Letzte Vorstellung am 4. Juli im Bonner Opernhaus.

Das Beethoven Orchester sitzt im hinteren Teil der Bühne. Im Zentrum der Bühne wird ein Kubus angedeutet. Die Rückwand und die Seitenwände sind komplett mit Goldfolie eingeschlagen, was vermeintliche Bodenschätze andeuten soll. Skulpturen, Installationen, Artefakte und Trümmer deuten im Einheitsbühnenbild eine indigene Herkunft an. Später werden sie durch Video-Projektionen verfremdet. Im Vordergrund sind mehrere Fernsehmonitore prominent platziert, die in Filmsequenzen auf die Gegenwart verweisen. Die Bühne wird in den Zuschauerraum erweitert, wenn hier Orchester- und Chormitglieder oder Schauspieler inmitten des gesamten Opernraumes agieren.

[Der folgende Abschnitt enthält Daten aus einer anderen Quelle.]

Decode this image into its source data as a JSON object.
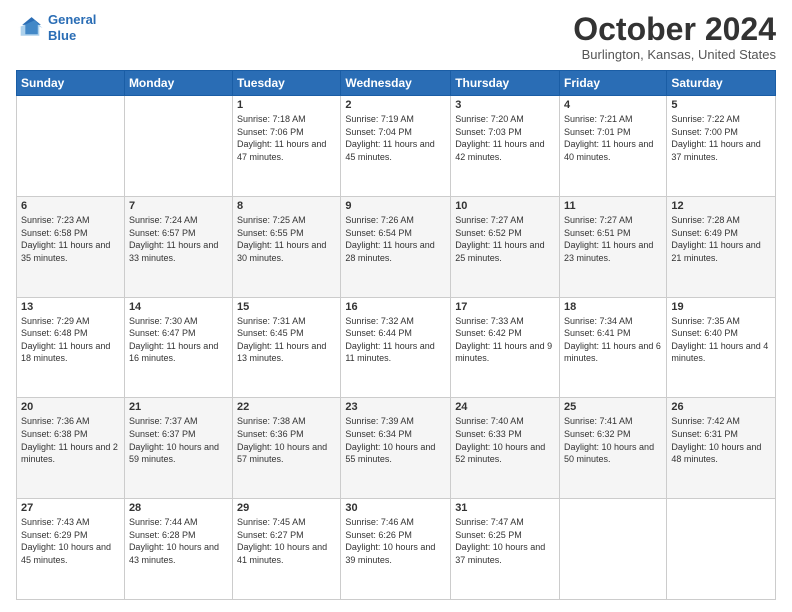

Alle Akteure tragen modern anmutende Overalls, der Chor und Columbus in Beige-Farben, der Klerus und der Adel in Goldtönen. Die Akteure wirken so ein bisschen wie Archäologen.

Columbus‘ Eroberungsfahrten gelten heute als der Anfang von Rassismus, Sklavenhandel und Auslöschung der indigenen Völker. Werner Egk verklärt den genuesische Seefahrer in spanischen Diensten in seinem Libretto nicht. Er betrachtet den Mythos von Columbus in seiner Oper ideologie- und kapitalismuskritisch. Der Komponist klagt die Erkundung und Eroberung Amerikas nüchtern als nicht nur wirtschaftlich ausbeuterisch, verbunden mit Folter und Sklaverei an.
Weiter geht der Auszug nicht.